Obama, being the first Black president, gave millions of people hope that things were changing in the US. But he continued the country’s “forever wars”, opening new drone wars and continuing to finance and back dictatorships across the world. He bailed out Wall Street while millions were made homeless by the economic crisis, and he broke his promises to undocumented migrants, deporting some 3 million. (In Obama’s first three years, he deported about 400,000 more than Trump in his first three years, according to a 2019 Washington Post article by Abigail Hauslohner.)
For all of the other issues facing the United States, the ruling elite views as paramount the challenge of fighting China’s rise. Everything else—the domestic challenges of poverty, the pandemic, political polarisation and so on—is secondary. They believe that Trump was a failure in this area and that the Biden administration is best placed to construct domestic and foreign policies to this singular end. That’s why socialists have no faith or illusions in the Democratic Party.
The final thing to note about the US is related to the ruling elite’s international conundrum with China: while it is an exporter of politics, America remains bound within the world capitalist system that it leads.

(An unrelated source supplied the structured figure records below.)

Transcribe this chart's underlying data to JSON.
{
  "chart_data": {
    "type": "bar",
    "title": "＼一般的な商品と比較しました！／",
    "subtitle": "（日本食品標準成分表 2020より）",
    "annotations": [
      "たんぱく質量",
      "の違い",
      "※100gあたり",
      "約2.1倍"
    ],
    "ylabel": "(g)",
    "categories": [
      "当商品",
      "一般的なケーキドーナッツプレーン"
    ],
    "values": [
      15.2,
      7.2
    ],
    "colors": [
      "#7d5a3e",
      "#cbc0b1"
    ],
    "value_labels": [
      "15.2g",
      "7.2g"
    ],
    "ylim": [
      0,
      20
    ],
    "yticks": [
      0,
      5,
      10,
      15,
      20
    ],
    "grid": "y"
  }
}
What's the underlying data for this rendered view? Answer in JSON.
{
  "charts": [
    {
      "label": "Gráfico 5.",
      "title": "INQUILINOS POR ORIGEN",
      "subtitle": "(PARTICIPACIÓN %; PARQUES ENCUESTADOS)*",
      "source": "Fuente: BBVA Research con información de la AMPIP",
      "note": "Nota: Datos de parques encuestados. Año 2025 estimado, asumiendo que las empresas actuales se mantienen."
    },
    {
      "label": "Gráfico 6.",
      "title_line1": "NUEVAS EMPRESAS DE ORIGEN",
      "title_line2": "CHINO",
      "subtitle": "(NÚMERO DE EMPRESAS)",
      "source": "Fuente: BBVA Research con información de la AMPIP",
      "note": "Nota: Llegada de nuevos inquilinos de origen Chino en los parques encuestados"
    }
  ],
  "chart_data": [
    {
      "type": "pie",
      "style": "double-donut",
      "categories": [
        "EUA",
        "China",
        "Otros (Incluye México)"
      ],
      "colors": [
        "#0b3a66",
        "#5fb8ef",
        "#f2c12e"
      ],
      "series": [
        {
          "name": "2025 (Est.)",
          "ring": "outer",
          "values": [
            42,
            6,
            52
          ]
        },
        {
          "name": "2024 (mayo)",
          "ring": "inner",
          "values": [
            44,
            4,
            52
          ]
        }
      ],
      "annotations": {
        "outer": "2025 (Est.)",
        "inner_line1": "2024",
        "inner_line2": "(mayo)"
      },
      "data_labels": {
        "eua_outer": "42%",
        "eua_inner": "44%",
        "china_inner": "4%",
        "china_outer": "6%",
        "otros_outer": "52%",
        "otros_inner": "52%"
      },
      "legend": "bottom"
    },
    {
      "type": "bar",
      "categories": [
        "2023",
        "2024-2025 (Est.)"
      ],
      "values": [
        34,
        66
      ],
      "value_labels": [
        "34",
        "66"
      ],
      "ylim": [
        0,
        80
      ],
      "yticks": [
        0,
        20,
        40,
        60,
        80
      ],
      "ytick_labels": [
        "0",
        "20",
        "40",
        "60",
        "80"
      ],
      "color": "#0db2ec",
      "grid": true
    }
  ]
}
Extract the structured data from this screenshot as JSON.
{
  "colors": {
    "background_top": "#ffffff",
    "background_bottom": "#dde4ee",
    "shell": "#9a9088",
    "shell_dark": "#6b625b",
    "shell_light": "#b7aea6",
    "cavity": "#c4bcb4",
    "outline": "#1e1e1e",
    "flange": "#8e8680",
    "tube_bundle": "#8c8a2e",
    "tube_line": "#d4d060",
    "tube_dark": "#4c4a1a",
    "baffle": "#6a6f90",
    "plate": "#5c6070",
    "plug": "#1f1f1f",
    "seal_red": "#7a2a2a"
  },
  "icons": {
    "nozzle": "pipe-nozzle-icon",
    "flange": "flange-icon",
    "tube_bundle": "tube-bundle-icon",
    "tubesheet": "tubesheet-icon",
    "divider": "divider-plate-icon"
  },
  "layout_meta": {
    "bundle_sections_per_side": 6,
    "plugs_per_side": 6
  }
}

And the conditions that gave rise to Trump, and the growth of the far right that accompanied his four years in office, remain despite him being booted out of office. In fact, those conditions may now be deteriorating under the impact of the ongoing pandemic and the associated economic crises, both within the US and around the world. As that tension develops, more resources will be made available to counter China, resources that largely will come at the expense of US workers and workers around the world.
While Biden may be viewed by some as a bit of fresh air compared with the toxic smog of Trumpism, the odds are that we are in for a period of greater confrontations, rather than fewer. Some of those confrontations will need to be resisted—such as the far right stoking racist violence and any push to regional wars. Others will need to be celebrated—such as protest movements against police violence, for workers’ rights and against war.